For dogs that have atypical or secondary Addison’s, mineralocorticoid replacement therapy with DOCP or fludrocortisone aren't needed because the production of aldosterone isn’t effected and the serum electrolytes remain in balance.

Glucocorticoid treatment

In addition to replacing deficient mineralocorticoids in dogs with Addison's disease, the missing glucocorticoids must also be replaced. This is typically done with an oral form of the synthetic glucocorticoids prednisone, prednisolone, or hydrocortisone. With atypical Addison's and secondary forms of hypoadrenocorticism, glucocorticoid replacement is all that is needed, at least initially, since these dogs do not have serum electrolyte abnormalities.

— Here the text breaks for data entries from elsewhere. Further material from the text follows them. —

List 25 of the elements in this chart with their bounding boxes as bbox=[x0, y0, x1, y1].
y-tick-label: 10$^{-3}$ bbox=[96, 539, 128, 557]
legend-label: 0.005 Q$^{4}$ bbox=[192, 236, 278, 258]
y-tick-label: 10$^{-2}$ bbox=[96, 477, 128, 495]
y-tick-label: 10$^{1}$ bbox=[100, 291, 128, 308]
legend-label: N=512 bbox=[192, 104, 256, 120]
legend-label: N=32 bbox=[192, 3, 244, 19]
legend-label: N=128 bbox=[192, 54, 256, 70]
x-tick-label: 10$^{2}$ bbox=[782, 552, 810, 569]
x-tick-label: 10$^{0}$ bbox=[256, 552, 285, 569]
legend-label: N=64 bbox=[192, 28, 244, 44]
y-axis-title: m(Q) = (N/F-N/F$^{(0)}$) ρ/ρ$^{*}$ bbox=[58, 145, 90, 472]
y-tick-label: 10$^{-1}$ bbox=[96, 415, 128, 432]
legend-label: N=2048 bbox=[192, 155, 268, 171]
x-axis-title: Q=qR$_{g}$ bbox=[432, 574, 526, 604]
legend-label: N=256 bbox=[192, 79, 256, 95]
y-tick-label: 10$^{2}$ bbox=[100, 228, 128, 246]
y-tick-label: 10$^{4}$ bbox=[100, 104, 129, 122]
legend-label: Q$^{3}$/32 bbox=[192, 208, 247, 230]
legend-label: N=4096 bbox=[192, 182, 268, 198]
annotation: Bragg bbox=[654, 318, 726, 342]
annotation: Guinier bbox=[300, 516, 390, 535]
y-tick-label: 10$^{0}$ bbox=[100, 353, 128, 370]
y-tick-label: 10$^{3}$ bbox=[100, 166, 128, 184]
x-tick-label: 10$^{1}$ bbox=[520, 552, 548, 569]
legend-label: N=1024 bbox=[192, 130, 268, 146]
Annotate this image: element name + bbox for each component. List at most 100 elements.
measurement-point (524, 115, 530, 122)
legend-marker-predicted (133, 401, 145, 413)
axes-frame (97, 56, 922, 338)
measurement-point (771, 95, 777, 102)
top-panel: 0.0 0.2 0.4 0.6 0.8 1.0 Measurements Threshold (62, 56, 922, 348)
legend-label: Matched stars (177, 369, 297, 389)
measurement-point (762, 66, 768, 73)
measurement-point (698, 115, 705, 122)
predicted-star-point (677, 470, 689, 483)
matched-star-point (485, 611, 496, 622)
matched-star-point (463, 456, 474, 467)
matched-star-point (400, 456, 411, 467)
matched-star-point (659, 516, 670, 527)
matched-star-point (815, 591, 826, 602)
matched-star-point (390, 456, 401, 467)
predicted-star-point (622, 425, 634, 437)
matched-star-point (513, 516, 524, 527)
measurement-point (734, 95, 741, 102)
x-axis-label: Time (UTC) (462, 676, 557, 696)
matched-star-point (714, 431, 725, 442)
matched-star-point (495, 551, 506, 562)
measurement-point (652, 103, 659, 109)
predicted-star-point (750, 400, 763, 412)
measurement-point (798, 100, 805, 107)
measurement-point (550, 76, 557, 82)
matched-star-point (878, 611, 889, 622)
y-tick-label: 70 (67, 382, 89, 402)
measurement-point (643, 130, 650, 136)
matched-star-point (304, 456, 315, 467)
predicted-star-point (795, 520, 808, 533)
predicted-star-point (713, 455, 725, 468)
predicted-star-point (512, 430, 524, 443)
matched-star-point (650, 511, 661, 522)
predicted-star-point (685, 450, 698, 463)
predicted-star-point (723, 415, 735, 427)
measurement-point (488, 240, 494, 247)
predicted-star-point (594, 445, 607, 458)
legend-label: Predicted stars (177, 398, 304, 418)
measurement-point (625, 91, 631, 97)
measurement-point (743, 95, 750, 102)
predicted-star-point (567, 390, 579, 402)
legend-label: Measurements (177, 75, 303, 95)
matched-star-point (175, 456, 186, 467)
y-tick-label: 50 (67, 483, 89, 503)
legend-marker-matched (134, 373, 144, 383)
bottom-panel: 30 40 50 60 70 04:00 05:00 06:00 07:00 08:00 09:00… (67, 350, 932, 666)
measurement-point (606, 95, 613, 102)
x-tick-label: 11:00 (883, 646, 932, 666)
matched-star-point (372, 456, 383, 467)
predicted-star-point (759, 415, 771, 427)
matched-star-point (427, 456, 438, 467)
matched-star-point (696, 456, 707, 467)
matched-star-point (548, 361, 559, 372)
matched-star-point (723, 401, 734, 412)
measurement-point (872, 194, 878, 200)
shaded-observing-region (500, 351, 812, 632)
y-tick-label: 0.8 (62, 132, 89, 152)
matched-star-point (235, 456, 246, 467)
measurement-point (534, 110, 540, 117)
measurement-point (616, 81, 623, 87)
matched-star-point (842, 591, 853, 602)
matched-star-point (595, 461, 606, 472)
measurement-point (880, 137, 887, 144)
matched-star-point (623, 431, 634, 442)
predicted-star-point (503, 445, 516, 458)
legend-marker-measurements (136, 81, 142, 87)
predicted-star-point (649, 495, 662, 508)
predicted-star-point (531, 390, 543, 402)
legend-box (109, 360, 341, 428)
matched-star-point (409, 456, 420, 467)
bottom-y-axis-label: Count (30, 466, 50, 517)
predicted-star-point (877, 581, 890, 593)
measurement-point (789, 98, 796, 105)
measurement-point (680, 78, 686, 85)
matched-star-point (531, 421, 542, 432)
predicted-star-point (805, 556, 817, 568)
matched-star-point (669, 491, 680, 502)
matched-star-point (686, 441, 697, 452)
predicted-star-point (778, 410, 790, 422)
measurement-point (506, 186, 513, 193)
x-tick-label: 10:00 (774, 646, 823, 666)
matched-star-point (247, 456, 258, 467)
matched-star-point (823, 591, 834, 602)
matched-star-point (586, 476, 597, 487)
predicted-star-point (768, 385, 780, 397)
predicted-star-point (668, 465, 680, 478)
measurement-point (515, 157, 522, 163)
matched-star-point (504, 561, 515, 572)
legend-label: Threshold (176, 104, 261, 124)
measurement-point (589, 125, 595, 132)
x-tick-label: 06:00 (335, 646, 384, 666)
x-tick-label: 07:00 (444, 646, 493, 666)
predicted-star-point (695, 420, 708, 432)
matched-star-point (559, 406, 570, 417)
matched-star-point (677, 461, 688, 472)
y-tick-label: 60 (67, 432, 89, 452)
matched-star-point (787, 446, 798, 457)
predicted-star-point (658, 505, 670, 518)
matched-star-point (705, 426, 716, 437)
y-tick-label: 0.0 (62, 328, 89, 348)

 The correct dose of the supplemented glucocorticoids, such as prednisone, cannot be measured with a blood test. Rather it's determined by your observations: the lowest dose that keeps your dog symptom free, happy and eating! The most common side effect of overdosage is an increase in thirst and urination, which can be intense in some dogs.

Prognosis of Addison's disease

With proper treatment, the long-term prognosis is excellent. While your dog with Addison’s disease will need medications and monitoring for the rest of his life, most dogs with Addison’s can return to their favorite activities. You will help your dog lead a normal, active and fun-filled life.